ISO 27001:2013 & GDPR

April 2022

ISO 27001:2013 & GDPR

We take data seriously, and if you want to know more about our company, the promise we make to our customers and their data, and the scope of our IT security policy, read on.

What is ISO 27001:2013?

ISO is an international information security management standard. It’s recognized internationally, and the same certification is granted in all countries. This means it’s not just relevant in the United States (like the California Consumer Privacy Act [CCPA]) or Europe (like the General Data Protection Regulation [GDPR]) 

The short answer: it’s a quality stamp that we handle data in a secure way.

Why is Business at Night ISO 27001:2013 certified?

We applied to get ISO27001:2013 back in 2021 certified for two reasons:

1. Business at Night is a company that operates within the European Union, and therefore we are GDPR (General Data Processing Regulation) compliant. Undergoing the ISO certification gave us the chance to strengthen our GDPR alignment.

2. We saw the need for us to show that we have processes in place to handle data securely. Since we received the first certification, we still strive each year to improve our security process. At our latest ISO review we raised our maturity to level 4 out of 5. 

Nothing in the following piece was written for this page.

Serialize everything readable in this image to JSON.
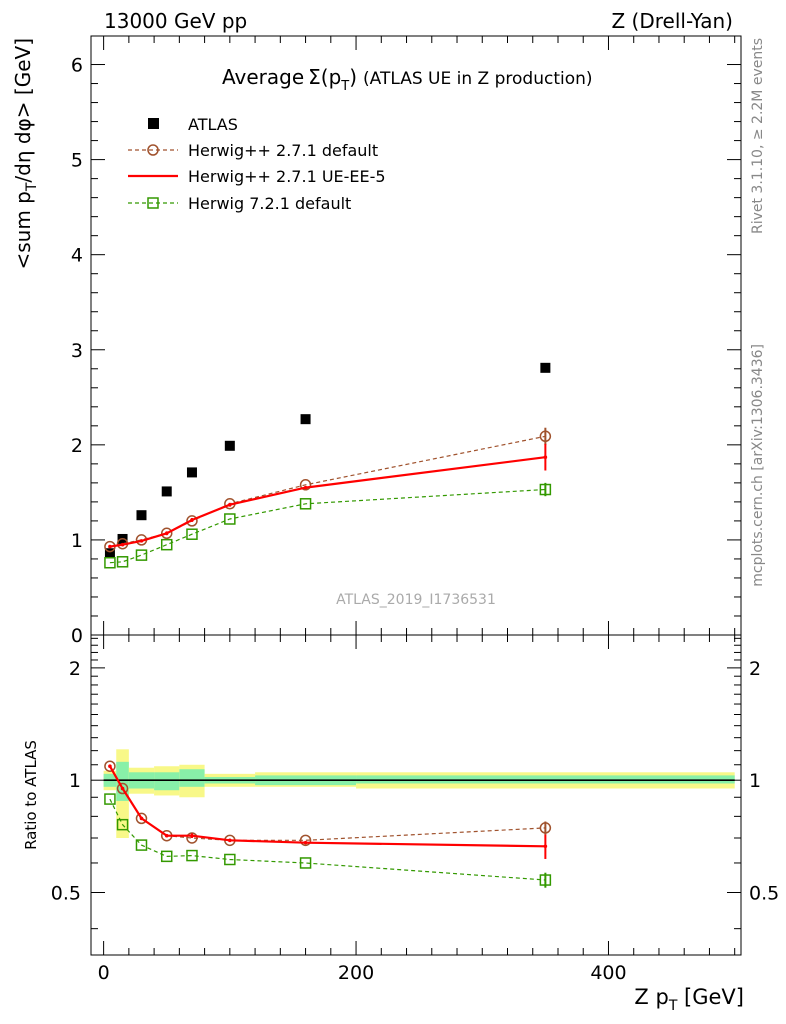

What it means for customers that Business at Night is ISO 27001:2013 certified

To put it succinctly, it means that the data we handle is secure. That means our customers and our customers’ customers can be sure that we know what to do in a situation in which data has been compromised. 

To expand on this, it also means that all significant IT assets, i.e. systems, data, computers, communication equipment, IT sites, etc. have a security rating, are registered, and can be traced to an owner. It also means that access is given on a need-to-have basis.